Relatores de direitos humanos das Nações Unidas pediram na terça-feira (1) que as autoridades da Belarus interrompam a tortura de detidos e levem à Justiça policiais acusados de humilhar e espancar manifestantes sob custódia, enquanto os protestos em massa sobre a disputada eleição presidencial de 9 de agosto continuam pela quarta semana.

Multidão demonstra insatisfação com os resultados das eleições presidenciais na Belarus. Foto: Kseniya Halubovich

Relatores de direitos humanos das Nações Unidas pediram na terça-feira (1) que as autoridades da Belarus interrompam a tortura de detidos e levem à Justiça policiais acusados de humilhar e espancar manifestantes sob custódia, enquanto os protestos em massa sobre a disputada eleição presidencial de 9 de agosto continuam pela quarta semana.

Milhares de pessoas foram detidas no país após terem saído às ruas para protestar contra o resultado das eleições presidenciais que deram vitória e início ao sexto mandado do atual líder da Belarus, Alexander Lukashenko. Líderes da oposição acreditam que a eleição teria sido fraudada.

“Estamos extremamente alarmados com as centenas de denúncias de tortura e maus tratos policiais”, disseram os relatores. O grupo recebeu 450 casos documentados de pessoas que se manifestaram contra o resultado das eleições presidenciais.

Sem justificativa para tortura

A tortura “não pode ser justificada por nenhuma razão”, afirmaram os especialistas, acrescentando que “nenhuma circunstância, seja a instabilidade política interna ou qualquer outra emergência pública, pode ser invocada para praticar, tolerar ou justificar desaparecimentos forçados”.

Os relatores pediram a libertação imediata de todos os manifestantes pacíficos, apontando que cerca de 6.700 pessoas, incluindo jornalistas e transeuntes, foram detidas nas últimas semanas e que, no sábado (29), o governo retirou o credenciamento de 17 jornalistas que trabalhavam para canais de comunicação estrangeiros.

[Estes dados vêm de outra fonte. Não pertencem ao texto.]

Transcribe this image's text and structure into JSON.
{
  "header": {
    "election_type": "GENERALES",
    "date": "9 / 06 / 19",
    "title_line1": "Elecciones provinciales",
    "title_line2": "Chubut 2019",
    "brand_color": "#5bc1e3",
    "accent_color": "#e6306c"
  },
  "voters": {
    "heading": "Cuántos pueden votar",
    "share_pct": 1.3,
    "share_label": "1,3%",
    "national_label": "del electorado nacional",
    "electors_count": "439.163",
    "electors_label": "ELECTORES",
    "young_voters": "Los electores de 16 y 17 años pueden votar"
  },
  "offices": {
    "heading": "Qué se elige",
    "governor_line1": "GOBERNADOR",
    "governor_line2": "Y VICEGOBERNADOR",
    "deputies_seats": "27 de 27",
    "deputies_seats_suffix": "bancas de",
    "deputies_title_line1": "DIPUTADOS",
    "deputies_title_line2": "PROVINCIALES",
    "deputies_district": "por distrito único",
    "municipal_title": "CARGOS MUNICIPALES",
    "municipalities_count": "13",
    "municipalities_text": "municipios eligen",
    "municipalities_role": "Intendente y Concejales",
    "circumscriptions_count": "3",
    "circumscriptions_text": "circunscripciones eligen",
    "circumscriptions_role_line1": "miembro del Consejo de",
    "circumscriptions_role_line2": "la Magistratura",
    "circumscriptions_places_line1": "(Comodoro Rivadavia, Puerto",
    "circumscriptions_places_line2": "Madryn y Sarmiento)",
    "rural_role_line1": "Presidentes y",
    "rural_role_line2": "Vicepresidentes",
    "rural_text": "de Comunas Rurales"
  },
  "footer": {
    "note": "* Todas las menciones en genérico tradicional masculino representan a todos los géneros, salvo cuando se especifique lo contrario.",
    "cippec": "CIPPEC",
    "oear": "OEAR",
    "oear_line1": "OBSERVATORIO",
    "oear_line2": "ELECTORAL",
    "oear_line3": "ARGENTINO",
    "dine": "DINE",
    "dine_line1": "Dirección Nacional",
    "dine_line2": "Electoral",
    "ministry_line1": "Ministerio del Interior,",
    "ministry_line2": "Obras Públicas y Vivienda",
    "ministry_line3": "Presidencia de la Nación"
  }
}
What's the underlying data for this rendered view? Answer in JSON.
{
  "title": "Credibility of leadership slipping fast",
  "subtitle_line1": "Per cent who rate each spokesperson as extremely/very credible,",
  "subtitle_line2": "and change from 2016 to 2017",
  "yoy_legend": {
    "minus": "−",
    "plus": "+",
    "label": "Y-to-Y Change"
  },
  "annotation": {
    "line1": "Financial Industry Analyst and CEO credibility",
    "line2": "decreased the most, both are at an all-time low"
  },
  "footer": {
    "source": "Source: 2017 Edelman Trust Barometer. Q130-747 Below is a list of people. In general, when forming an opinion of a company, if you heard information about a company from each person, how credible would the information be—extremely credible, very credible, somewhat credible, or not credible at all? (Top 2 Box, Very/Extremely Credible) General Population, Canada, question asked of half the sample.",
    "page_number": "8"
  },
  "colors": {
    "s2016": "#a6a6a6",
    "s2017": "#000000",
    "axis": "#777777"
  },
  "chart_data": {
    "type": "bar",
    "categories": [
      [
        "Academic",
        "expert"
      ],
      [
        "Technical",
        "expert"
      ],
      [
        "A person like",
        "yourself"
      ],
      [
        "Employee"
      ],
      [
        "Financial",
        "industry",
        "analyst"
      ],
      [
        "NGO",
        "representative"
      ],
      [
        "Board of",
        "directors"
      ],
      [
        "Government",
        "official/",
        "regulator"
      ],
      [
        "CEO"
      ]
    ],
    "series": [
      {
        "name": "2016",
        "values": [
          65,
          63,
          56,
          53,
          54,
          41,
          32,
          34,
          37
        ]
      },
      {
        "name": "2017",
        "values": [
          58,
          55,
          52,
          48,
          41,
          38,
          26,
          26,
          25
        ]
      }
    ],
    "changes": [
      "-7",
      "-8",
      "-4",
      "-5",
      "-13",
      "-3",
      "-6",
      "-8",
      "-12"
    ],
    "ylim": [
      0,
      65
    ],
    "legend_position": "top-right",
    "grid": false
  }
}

Prisões indiscriminadas continuam

Os especialistas também expressaram preocupação com as detenções indiscriminadas ocorridas neste final de semana – durante uma marcha pacífica de mulheres na capital, Minsk, no sábado (29), e em protestos pacíficos em outras cidades no domingo (30). Eles enfatizaram que há “uma falha em reconhecer a privação da liberdade por agentes do Estado e uma negação em reconhecer que a detenção constitui um desaparecimento forçado, mesmo que seja de curta duração”.

Embora a maioria das pessoas desaparecidas tenha sido contabilizadas, o paradeiro e o estado de saúde de pelo menos seis pessoas são desconhecidos e houve relatos de abuso sexual e estupro de mulheres e crianças, de acordo com o comunicado de imprensa.

Os especialistas reforçaram ainda que, além de investigações completas e imparciais, a Belarus deve responsabilizar os agressores e garantir a indenização das vítimas e suas famílias.

“Não pode haver justiça sem o compromisso claro do Estado de responsabilizar e reparar as violações dos direitos humanos”.

Os Relatores Especiais, Peritos Independentes e Grupos de Trabalho fazem parte dos procedimentos especiais do Conselho de Direitos Humanos.

Os especialistas trabalham de forma voluntária, não são funcionários da ONU e não recebem salário por seu trabalho.